Poisson Theorems and Angular Momentum

Poisson theorem, canonical invariance, cyclic coordinates, and angular momentum brackets.

msc semester-i classical-mechanics poisson-bracket poisson-theorem angular-momentum

This note keeps only the syllabus essentials: Poisson theorems, canonical invariance, cyclic coordinates, and angular momentum brackets.

Poisson theorem

If $f$ and $g$ are constants of motion, then their Poisson bracket is also a constant of motion:

\[\boxed{ \frac{df}{dt}=0, \quad \frac{dg}{dt}=0 \quad\Rightarrow\quad \frac{d}{dt}\{f,g\}=0. }\]

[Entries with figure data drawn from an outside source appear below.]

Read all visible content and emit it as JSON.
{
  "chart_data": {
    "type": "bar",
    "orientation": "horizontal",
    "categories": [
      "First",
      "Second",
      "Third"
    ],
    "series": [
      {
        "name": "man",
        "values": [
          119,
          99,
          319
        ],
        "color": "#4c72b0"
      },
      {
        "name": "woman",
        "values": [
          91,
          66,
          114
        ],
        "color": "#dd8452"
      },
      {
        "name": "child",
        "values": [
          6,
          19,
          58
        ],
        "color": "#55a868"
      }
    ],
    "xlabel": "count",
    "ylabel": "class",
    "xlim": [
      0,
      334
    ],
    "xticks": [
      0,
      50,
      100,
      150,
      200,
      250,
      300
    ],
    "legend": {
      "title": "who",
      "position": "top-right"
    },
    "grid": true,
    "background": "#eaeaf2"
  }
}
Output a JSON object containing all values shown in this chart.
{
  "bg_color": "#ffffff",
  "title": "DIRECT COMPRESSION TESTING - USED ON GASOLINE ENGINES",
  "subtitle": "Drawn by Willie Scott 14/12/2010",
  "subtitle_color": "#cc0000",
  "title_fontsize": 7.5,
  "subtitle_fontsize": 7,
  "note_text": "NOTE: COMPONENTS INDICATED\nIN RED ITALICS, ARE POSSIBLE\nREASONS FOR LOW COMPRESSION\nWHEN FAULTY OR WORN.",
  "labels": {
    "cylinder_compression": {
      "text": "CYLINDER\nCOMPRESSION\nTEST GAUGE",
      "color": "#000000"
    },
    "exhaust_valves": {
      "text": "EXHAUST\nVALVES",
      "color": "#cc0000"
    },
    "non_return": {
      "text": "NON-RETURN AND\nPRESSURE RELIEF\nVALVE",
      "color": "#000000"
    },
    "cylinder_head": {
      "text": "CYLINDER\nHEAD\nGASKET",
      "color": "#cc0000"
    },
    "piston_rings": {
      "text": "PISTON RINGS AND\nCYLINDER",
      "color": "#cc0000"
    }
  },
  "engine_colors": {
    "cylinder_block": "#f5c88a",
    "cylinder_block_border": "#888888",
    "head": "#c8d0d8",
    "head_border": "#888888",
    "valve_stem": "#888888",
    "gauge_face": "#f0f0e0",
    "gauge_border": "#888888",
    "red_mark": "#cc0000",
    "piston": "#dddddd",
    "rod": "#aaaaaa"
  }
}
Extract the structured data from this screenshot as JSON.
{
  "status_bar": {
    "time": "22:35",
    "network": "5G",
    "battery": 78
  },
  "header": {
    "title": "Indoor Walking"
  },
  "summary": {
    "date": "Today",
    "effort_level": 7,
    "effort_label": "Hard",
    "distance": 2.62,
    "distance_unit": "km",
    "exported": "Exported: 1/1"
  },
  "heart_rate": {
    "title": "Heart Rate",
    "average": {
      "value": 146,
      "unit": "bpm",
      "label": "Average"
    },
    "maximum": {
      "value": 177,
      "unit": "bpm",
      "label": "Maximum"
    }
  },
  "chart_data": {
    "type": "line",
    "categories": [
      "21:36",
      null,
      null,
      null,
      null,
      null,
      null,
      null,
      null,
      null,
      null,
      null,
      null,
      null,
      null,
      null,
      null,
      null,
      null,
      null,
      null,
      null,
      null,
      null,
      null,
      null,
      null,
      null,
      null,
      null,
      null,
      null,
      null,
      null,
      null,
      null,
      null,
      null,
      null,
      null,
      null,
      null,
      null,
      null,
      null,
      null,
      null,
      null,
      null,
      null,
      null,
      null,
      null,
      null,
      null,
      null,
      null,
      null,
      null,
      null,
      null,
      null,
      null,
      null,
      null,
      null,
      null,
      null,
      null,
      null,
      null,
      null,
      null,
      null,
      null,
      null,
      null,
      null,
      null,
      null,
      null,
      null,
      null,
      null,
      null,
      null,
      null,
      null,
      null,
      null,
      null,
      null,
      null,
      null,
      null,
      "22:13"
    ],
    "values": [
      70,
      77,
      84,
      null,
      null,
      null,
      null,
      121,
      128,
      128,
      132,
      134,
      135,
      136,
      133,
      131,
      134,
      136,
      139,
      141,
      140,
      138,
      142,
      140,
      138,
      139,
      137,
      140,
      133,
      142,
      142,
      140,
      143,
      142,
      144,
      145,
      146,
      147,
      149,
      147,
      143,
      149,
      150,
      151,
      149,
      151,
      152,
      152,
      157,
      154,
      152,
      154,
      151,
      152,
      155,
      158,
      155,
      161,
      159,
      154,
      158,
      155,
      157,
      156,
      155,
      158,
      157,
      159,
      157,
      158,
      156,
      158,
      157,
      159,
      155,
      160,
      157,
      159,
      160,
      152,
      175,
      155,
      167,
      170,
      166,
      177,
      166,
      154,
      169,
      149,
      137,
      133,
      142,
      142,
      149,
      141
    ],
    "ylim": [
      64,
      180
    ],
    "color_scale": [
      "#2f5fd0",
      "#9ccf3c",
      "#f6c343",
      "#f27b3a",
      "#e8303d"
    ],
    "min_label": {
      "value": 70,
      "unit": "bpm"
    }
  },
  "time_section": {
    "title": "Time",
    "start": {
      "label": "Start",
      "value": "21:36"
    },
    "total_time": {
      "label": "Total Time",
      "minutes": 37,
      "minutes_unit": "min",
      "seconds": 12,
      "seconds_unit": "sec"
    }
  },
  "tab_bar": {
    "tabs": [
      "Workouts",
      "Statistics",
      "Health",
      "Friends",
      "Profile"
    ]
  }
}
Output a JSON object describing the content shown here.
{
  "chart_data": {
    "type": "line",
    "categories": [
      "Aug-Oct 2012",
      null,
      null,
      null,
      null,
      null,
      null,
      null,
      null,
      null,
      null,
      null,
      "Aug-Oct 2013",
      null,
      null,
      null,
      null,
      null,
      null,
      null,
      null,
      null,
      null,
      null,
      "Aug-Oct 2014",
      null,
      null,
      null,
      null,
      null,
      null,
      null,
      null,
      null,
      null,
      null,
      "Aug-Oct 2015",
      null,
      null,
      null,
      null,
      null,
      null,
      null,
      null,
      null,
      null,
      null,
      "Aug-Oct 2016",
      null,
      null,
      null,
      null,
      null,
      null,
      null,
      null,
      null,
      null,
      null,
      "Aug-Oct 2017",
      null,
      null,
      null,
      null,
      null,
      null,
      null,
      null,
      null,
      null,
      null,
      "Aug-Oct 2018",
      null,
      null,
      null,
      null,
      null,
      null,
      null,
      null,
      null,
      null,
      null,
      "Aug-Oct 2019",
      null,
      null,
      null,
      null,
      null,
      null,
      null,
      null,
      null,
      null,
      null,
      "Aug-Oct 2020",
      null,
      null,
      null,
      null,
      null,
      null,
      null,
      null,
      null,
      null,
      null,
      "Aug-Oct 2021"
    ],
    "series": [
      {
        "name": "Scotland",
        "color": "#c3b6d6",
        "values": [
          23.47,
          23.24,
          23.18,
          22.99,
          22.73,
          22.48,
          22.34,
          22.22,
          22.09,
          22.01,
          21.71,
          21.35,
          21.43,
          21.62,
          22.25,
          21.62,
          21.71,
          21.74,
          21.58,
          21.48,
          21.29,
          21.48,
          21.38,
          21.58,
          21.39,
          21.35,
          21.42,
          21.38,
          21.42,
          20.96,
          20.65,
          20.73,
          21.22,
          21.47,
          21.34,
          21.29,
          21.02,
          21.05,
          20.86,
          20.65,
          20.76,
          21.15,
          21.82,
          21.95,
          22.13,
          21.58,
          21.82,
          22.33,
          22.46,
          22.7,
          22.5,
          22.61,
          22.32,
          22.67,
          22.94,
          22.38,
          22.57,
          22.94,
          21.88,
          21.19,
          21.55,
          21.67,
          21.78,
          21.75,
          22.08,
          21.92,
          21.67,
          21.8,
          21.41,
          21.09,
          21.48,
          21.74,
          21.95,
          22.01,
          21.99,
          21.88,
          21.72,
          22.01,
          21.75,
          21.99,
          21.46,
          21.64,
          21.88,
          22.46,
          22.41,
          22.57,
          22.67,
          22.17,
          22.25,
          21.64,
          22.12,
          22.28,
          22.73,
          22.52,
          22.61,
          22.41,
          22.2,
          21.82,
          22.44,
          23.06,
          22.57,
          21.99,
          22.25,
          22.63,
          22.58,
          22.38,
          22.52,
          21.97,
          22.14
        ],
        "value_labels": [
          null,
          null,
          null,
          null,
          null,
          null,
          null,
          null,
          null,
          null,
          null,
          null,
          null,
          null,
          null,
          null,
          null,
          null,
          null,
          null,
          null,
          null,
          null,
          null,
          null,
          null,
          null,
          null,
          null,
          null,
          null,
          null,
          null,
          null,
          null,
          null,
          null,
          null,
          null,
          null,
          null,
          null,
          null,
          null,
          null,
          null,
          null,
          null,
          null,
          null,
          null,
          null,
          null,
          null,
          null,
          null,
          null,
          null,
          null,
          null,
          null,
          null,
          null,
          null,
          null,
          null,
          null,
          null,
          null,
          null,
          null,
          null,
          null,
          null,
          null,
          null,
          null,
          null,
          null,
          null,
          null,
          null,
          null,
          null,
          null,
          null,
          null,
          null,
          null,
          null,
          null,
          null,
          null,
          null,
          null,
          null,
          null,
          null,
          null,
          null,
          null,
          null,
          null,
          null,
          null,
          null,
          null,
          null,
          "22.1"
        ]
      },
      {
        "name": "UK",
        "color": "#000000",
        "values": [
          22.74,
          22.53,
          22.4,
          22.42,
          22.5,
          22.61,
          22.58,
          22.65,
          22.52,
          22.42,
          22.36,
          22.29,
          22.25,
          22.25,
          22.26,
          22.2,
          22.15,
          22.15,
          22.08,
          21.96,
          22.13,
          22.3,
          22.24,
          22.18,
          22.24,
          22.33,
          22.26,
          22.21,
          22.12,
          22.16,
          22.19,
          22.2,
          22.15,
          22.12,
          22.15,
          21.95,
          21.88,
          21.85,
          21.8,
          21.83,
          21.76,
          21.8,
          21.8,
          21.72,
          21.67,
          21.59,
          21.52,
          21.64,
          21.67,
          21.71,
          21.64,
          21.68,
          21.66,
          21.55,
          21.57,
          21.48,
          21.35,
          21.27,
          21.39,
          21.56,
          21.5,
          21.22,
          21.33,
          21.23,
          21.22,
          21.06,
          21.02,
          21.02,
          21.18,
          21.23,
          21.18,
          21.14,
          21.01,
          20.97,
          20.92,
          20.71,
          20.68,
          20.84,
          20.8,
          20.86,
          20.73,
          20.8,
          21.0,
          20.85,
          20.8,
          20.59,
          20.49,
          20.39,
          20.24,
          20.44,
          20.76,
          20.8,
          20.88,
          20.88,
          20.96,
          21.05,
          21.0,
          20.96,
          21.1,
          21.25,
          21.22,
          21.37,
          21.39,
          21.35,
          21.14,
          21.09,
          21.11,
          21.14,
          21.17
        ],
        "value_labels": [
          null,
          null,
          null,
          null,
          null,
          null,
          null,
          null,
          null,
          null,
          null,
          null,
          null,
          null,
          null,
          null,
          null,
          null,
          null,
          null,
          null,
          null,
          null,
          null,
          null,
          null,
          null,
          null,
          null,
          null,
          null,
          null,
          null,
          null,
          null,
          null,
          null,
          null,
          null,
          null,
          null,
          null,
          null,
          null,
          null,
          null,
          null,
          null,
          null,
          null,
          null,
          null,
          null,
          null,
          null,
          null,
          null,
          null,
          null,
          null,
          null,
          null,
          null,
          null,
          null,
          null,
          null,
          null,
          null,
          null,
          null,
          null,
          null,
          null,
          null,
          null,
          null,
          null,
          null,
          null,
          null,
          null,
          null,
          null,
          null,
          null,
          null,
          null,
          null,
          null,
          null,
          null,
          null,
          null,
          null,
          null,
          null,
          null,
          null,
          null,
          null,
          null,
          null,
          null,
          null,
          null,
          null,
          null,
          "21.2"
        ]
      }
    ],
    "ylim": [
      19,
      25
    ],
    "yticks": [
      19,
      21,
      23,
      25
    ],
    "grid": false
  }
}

For functions with no explicit time dependence, this follows from

\[\{f,H\}=0, \qquad \{g,H\}=0,\]

and the Jacobi identity.

If $q_k$ is absent from $H$, then

\[\frac{\partial H}{\partial q_k}=0.\]

Hamilton’s equation gives

\[\dot p_k=-\frac{\partial H}{\partial q_k}=0.\]

Equivalently,

\[\{p_k,H\}=0.\]

So $p_k$ is conserved.

A transformation $(q,p)\to(Q,P)$ is canonical when

\[\boxed{ \{Q_i,Q_j\}=0, \qquad \{P_i,P_j\}=0, \qquad \{Q_i,P_j\}=\delta_{ij}. }\]

This is often the quickest test for canonicity.

For

\[\mathbf L=\mathbf r\times\mathbf p,\]

the components satisfy

\[\boxed{ \{L_x,L_y\}=L_z, \qquad \{L_y,L_z\}=L_x, \qquad \{L_z,L_x\}=L_y. }\]

In compact form,

\[\boxed{ \{L_i,L_j\}=\epsilon_{ijk}L_k. }\]

These brackets show that angular momentum components generate rotations.

For a central potential,

\[H=\frac{\mathbf p^2}{2m}+V(r),\]

rotational symmetry gives

\[\boxed{\{L_i,H\}=0.}\]

Therefore all components of angular momentum are conserved.